The park features tours of an 1890s lighthouse, the Sallie Jacobson Interpretive kiosk and interpretive panels at key viewpoints. Cape Meares has over 3 miles of hiking trails and a mile-long walking trail that winds through old-growth spruce trees (including the uniquely-shaped Octopus Tree). In winter and spring, this park is an excellent location for viewing whale migrations.
Located in the center of the community of Oceanside, this park offers some of the best agate hunting during the winter season when the sand is stripped away by ocean currents. During the summer season, the park is a popular place to beachcomb, explore tidepools and surf.
The sky above the park is occasionally filled with colorful hang gliders, paragliders and kites.
The park is home to ancient western red cedar and Sitka spruce. An important salmon spawning ground, Munson Creek Falls tumbles 319', making it the tallest waterfall in the Coast Range. A trail system winds through the hills to the waterfall.
Cape Lookout State Park can be reached by traveling an hour and a half west of Portland through the scenic Wilson River pass. Along the way, stop and enjoy waterfalls, scenic views and some great fishing.
A popular campground and day-use area, Cape Lookout is located on a sand spit between Netarts Bay and the ocean, giving you a terrific view of the ocean with easy access to the beach. Beachcombing is popular here, and the park is reputedly a good place to find glass floats. More than eight miles of hiking and walking trails wind through a lush old-growth forest. The Cape Lookout trail follows the headland for more than 2 miles. A bench is located at the end of the trail. Enjoy the view! You might see a whale or two along with other wildlife.
Two walking trails -- a nature trail and the Jackson Creek trail -- are perfect for a shorter jaunt. The nature trail gives you a close-up view of native trees and other plants. Numbered markers are keyed to a trail guide. The Jackson Creek trail starts with an interpretive panel describing the local salmon restoration project.
Be sure to look up when you visit this park ... hang gliders and paragliders fill the air with colorful wings as they catch thermals and rise to dizzying heights. Along with Cape Kiwanda and Cape Meares, Lookout is part of the Three Capes Scenic Route.
Cape Kiwanda is part of the Three Capes Scenic Route (along with Cape Meares and Cape Lookout). Kiwanda is the smallest of the three, but it's one of the best places to experience spectacular wave action. Pacific City is the home of the Pacific Dory Fleet. South of Cape Kiwanda is the dory boat launching area. North of Cape Kiwanda to Tierra Del Mar is a stretch of beach popular with picnickers. Kiwanda provides great hang gliding and kite flying opportunities.
This park is located in Pacific City and provides beach access, parking, and restrooms. It's a nice place to go for a walk on the beach and explore the Nestucca sand spit. The Nestucca River is legendary for 50 pound Chinook salmon.

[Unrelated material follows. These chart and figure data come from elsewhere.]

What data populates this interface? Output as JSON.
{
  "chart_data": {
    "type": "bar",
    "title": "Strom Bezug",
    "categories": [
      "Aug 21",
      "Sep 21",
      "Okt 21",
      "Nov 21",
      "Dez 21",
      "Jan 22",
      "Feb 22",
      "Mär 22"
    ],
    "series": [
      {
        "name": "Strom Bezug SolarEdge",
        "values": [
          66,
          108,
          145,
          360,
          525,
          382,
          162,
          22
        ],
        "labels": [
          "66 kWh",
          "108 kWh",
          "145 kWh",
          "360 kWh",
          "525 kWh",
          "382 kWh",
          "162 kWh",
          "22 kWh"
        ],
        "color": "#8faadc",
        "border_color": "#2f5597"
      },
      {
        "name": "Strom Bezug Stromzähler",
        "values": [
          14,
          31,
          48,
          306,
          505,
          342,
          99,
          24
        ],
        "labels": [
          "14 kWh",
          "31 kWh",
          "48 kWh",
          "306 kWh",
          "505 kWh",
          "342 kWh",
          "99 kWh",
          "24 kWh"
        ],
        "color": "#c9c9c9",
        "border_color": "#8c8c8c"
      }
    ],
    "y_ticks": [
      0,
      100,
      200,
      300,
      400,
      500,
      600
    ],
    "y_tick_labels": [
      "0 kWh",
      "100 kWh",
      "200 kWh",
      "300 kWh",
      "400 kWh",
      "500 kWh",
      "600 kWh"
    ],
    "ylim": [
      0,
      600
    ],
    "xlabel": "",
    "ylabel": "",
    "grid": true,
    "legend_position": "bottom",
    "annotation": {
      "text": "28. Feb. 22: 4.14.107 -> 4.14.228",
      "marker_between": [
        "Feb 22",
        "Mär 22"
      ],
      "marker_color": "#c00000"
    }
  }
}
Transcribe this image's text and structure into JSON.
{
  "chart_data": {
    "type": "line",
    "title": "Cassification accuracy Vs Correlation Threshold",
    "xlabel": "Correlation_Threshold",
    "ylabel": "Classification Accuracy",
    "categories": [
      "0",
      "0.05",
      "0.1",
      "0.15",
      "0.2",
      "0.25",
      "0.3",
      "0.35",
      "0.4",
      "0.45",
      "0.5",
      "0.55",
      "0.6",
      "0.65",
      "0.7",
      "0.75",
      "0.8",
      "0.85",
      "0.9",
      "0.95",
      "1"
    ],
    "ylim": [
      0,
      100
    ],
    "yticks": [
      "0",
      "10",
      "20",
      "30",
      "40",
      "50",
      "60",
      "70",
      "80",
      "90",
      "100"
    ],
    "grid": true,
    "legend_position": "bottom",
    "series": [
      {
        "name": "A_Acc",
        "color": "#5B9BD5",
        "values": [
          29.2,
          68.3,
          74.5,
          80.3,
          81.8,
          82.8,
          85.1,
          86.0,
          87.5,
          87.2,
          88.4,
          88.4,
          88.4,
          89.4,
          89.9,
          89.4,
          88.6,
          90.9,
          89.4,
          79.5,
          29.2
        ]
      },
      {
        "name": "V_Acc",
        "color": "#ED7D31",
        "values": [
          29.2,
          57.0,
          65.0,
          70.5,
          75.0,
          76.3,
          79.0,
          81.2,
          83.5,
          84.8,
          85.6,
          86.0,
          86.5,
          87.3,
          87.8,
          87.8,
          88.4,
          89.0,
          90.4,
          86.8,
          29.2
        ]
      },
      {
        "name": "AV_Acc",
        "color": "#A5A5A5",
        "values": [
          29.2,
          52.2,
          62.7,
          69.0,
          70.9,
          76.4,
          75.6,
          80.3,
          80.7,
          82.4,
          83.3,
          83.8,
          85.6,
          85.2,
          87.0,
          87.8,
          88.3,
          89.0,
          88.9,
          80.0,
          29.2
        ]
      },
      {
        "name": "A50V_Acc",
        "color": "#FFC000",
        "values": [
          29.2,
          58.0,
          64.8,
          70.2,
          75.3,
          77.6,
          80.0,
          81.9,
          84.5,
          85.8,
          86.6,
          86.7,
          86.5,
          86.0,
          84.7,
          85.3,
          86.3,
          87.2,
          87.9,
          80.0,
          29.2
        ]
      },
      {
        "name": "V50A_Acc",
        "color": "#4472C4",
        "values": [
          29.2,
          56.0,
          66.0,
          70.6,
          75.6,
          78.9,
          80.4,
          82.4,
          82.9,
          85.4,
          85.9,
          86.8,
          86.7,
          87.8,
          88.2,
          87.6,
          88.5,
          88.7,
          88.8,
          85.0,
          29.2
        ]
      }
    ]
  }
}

The long beach and Cascade headland are delightfully pristine. In the town of Neskowin, you'll find a general store, restaurant and two golf courses amid the posh cottages. A bit north, you can canoe and kayak on the relatively undeveloped estuary of Nestucca Bay. The Cascade Head bike trail is conveniently close. Walk the Cascade Head Trail which skirts Neskowin and passes through magnificent stands of spruce and ocean views (who knows ... you may catch a glimpse of some elk).